The increasing number of methicillin-resistant Staphylococcus aureus (MRSA) infections strains is a global health threat. Vancomycin is one of the very limited options in treating such infections. The emergence of vancomycin-resistant S. aureus (VRSA) is therefore a great concern in clinical settings. During recent years, the incidence of vancomycin-intermediate S. aureus (VISA) and vancomycin-resistant S. aureus has increased in various parts of the world, which have been identified based on criteria defined by the Clinical and Laboratory Standards Institute (CLSI). We have recently shown a high resistance rate to methicillin in S. aureus isolates from two main university hospitals in northeastern Iran. Here we expanded the study to reveal the frequency of vanA and mecA genes in the isolated MRSA strains. We selected 45 MRSA isolates, which were shown phenotypically methicilin- resistant to further genotypic investigation of the mecA and vanA genes. DNA was extracted from bacterial suspension and mecA and vanA genes were identified using PCR technique. The majority of MRSA isolates, 42 out of 45 (93%), were positive for the mecA gene. None of the MRSA isolates were positive for the vanA gene.

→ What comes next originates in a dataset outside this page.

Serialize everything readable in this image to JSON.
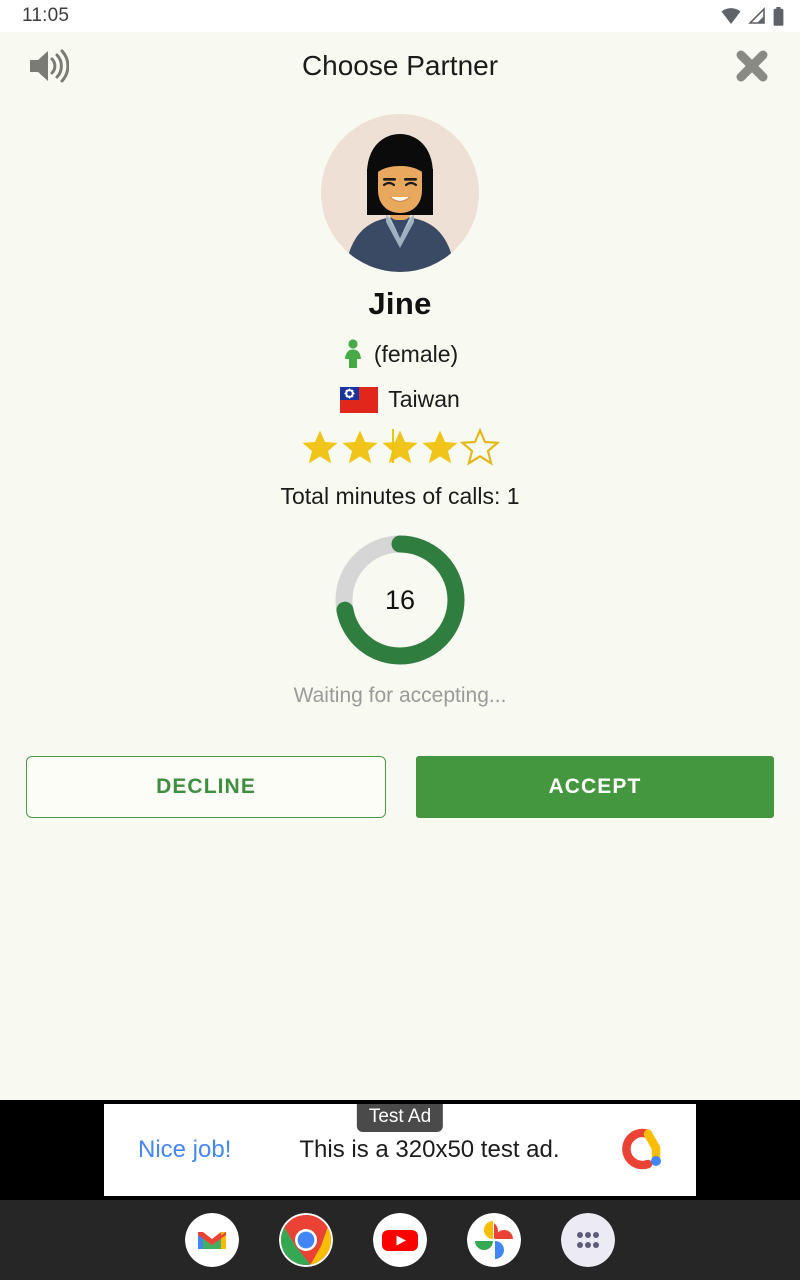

The mecA gene is frequently circulating among phenotypically identified MRSA isolates, which confirms the phenotypically resistant strains and explains the resistance mechanism. The high frequency of circulating mecA gene highlights the need for policies to overcome the MRSA problem in clinical settings. Though none of the isolates showed vancomycin-resistance based on phenotypic tests, we also evaluated the isolates for possible vanA gene positivity and none of the isolates were shown to be positive for the vanA gene.